Woman at reproductive age suffering from migraines should consider getting evaluated for endometriosis.Feb 14, 2020
The risk of endometriosis is significantly higher in women with migraine than in those without it.
- A significant link between migraine and endometriosis was shown. Women with deep infiltrating endometriosis or ovarian endometrioma showed a stronger association.
- Women who suffer from migraines should be screened for endometriosis. This screening may assist with the early detection of endometriosis.
- Deciphering the relationship between migraine and endometriosis may help to improve the delay in the diagnosis of endometriosis by screening women with migraines for endometriosis. Earlier diagnosis of endometriosis would optimize the care.
What’s done here?
- The occurrence of migraine was studied in 314 women with or without endometriosis.
- The risk of endometriosis in women with migraines was evaluated.
- Migraine prevalence was significantly higher in women with endometriosis compared to those without.
- The risk of endometriosis, especially ovarian endometrioma and deep infiltrating endometriosis, was significantly higher in women with migraines.
Limitations of the study:
- Patients studied were from a referral center that specializes in endometriosis surgery and particularly sees patients with severe forms of the disease. This may have created a selection bias for the study.
- The number of patients in each sub-type of endometriosis might be too small to draw clear conclusions.
What do migraine and endometriosis have in common? One can easily answer “pain”. Turns out there are other shared aspects when it comes to these two conditions: both have a high prevalence in women of childbearing age, both suffer from delayed diagnosis and treatment, and they generally have major socio-economic repercussions. They also show similarities in the underlying pathological mechanisms, which involve hormonal influence and chronic inflammation for both conditions.
There have been studies in the past showing a higher occurrence of migraines in women with endometriosis, and a higher prevalence of endometriosis in women with migraines. None of these studies, however, specifically assessed the risk of different endometriosis subtypes associated with migraine. A better understanding of these links could lead to better care of these patients, who suffer from recurrent pain.

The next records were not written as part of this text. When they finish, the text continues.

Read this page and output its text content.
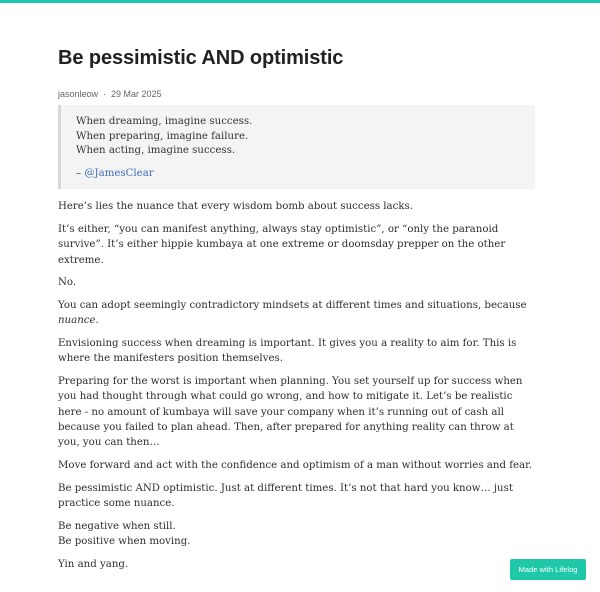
Be pessimistic AND optimistic
jasonleow · 29 Mar 2025
When dreaming, imagine success.
When preparing, imagine failure.
When acting, imagine success.
– @JamesClear

Here’s lies the nuance that every wisdom bomb about success lacks.

It’s either, “you can manifest anything, always stay optimistic”, or “only the paranoid survive”. It’s either hippie kumbaya at one extreme or doomsday prepper on the other extreme.

No.

You can adopt seemingly contradictory mindsets at different times and situations, because nuance.

Envisioning success when dreaming is important. It gives you a reality to aim for. This is where the manifesters position themselves.

Preparing for the worst is important when planning. You set yourself up for success when you had thought through what could go wrong, and how to mitigate it. Let’s be realistic here - no amount of kumbaya will save your company when it’s running out of cash all because you failed to plan ahead. Then, after prepared for anything reality can throw at you, you can then…

Move forward and act with the confidence and optimism of a man without worries and fear.

Be pessimistic AND optimistic. Just at different times. It’s not that hard you know… just practice some nuance.

Be negative when still.
Be positive when moving.

Yin and yang.	Made with Lifelog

The current study by Maitrot-Mantelet, published recently in the journal of Cephalalgia, aimed to determine the prevalence of migraine in women with endometriosis versus women without endometriosis; the risk of endometriosis in women with migraine compared to women without migraine; and the risk of endometriosis phenotypes associated with migraine.
314 women, 182 with endometriosis and 132 without, were studied. The results showed that 35% of women with endometriosis also suffered from migraines, while only 17% of women without endometriosis presented with migraines. The risk of endometriosis was shown to be significantly higher in women with migraines. When endometriosis phenotypes were compared, ovarian endometrioma and deep infiltrating endometriosis showed a higher risk in women with migraines.
The mechanism(s) underlying the link between migraine and endometriosis and the mechanism by which migraine might increase the risk of endometriosis is currently unknown. However, the authors offer a few possible explanations such as involvement of estradiol, since both conditions have peak prevalence between puberty and menopause; a key role for inflammation; shared genetic susceptibility for both conditions; and a disrupted ketone pathway as ketones are involved in pain signaling.
Regardless of the underlying mechanism(s), this study shows a significant association between migraine and endometriosis. The authors suggest that women of reproductive age who suffer from migraines should be screened for endometriosis criteria to improve the delay in the diagnosis of endometriosis and to optimize the medical and therapeutic care of this condition.